Western Spaghetti, artigo opinião desta semana no Vida Económica
O resultado do referendo constitucional em Itália no passado domingo vincou o carácter geo-político que define hoje o enquadramento no qual os os mercados operam. 2016 é definitivamente o ano marcado pela lógica do descontentamento com os processos da globalização, o ano dos “eleitores enfurecidos”. Na Europa, as incidências têm sido mais que evidentes , na medida em que à falta de capacidade de resposta imediata aos problemas económicos que têm marcado os ultimos anos, se juntou o ressurgimento de sentimentos antimigratórios e de choque de culturas – agravado pelos atentados terroristas que marcaram também a agenda do ano.
O descontentamento tem-se feito sentir na quebra de confiança progressiva dos europeus com os partidos do centro político e respectiva adesão aos partidos e movimentos eurocepticos, ou seja a cedência aos “touros enraivecidos”. Nos últimos 30 anos, de acordo com os economistas do Barclays, os eleitores que votam ao centro terão recuado em média, cerca de 12%, e nos últimos anos esta tendência tornou-se mais acentuada sobretudo na Europa. Portugal tem permanecido algo imune a este efeito, mas desde 2002 já registou uma quebra de cerca de 9% no eleitorado combinado dos partidos que votam ao centro. Um registo ainda assim, melhor que a França (perdeu cerca de 29,5% desde 2007), Reino Unido (perdeu 18,6% desde 2005) ou que a Itália, cujo centro político registou uma queda de 26,2% desde 2008.

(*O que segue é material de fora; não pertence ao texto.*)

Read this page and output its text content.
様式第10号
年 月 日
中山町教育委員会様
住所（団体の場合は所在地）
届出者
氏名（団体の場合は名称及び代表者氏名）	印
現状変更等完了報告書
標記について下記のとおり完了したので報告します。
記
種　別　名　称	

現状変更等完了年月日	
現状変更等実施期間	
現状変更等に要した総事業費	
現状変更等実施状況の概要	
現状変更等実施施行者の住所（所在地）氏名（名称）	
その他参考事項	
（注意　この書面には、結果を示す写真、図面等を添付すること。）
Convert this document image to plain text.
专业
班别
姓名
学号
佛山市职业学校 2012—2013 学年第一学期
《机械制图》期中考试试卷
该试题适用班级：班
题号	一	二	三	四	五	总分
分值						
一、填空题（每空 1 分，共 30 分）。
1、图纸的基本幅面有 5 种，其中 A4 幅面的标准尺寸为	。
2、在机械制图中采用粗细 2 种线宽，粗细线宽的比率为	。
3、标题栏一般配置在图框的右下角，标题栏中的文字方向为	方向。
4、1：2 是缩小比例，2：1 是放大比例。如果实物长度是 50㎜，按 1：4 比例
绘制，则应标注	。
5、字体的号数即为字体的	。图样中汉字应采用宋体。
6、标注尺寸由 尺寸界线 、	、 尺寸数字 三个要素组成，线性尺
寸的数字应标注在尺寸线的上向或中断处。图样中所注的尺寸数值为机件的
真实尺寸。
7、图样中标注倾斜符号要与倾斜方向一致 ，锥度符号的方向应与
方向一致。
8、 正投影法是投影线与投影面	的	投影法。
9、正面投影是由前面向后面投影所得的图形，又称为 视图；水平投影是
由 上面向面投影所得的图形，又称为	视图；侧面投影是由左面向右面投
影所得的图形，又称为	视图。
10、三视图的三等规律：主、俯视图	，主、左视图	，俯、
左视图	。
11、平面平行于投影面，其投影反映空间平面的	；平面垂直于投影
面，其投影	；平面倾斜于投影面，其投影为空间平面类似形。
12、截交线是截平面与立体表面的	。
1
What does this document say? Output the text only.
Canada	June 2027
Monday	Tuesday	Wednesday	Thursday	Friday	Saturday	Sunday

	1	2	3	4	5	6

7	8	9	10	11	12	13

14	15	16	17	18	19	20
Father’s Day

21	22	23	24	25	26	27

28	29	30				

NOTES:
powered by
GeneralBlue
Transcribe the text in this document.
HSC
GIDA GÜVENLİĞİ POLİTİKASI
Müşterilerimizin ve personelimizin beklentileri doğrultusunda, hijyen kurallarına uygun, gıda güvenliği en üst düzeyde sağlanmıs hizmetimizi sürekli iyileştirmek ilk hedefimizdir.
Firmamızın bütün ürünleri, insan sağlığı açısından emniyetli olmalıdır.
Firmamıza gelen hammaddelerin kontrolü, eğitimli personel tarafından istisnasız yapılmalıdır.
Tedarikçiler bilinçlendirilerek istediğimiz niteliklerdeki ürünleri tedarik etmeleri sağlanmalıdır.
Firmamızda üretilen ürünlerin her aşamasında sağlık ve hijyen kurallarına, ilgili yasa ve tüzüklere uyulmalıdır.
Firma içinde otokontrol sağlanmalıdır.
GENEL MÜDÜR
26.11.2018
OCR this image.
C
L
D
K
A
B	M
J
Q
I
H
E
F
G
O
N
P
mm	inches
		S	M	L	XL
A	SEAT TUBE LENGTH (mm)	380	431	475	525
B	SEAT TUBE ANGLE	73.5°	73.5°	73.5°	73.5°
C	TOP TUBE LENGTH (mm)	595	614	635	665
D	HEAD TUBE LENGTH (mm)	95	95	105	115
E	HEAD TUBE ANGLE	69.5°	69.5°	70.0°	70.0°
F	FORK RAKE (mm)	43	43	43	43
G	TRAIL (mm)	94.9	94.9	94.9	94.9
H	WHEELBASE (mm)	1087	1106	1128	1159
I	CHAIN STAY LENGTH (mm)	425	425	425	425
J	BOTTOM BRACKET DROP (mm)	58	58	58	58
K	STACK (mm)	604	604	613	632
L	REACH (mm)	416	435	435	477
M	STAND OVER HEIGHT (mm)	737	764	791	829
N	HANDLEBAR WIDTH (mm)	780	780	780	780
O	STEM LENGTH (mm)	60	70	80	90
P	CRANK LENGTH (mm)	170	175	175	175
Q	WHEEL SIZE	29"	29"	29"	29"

O referendo às alterações na constituição Italiana ganharam por isso uma visibilidade adicional, ou seja, passaram a representar um duro teste contra o eurocepticismo sobretudo após o anuncio da demissão de Renzi – o primeiro ministro italiano demissionário desde cedo fez deste ato, também um referendo à sua legitimidade – o que pode abrir portas para eleições antecipadas em Itália, onde o movimento 5 estrelas (eurocéptico) detém sondagens favoráveis, sendo que em caso de vitória poderá ter sucesso em organizar um referendo sobre a permanência no euro, de onde uma orientação em sentido da saída, um “Uscitalia” tem hipóteses de vencer. Por isso, no curto prazo, a volatilidade é bem capaz de permanecer nos mercados europeus. Não apenas pela questão isolada da Itália, que até à clarificação do modelo de sucessão ao PM demissionário Matteo Renzi poderá colocar o sector bancário transalpino pressionado, mas também pela agenda eleitoral europeia que percorrerá ainda a primeira metade de 2017.
E é neste ultimo ponto que reside efetivamente o que continuará a ser o que os investidores receiam. Isto é, que exista um processo de réplicas de terramotos políticos dentro do euro, que tornem complexa uma solução para maior integração fiscal, e coloquem em causa o projeto do euro, com os seus principais motores económicos a cederem às tentações de maior protecionismo, e com impactes que parecem ser evidentes. Uma Europa com maiores restrições aos movimentos de bens e serviços, maior rigidez no mercado de trabalho (uma das premissas vitais do projeto do euro) e na circulação de capitais, tão importantes para gerar investimento produtivo e gerador de riqueza. Isto, no limite, colocará em maior risco de dissolução ou estagnação a União Europeia. Com impactes claros para economias pequenas, fragilizadas e abertas como a Portuguesa.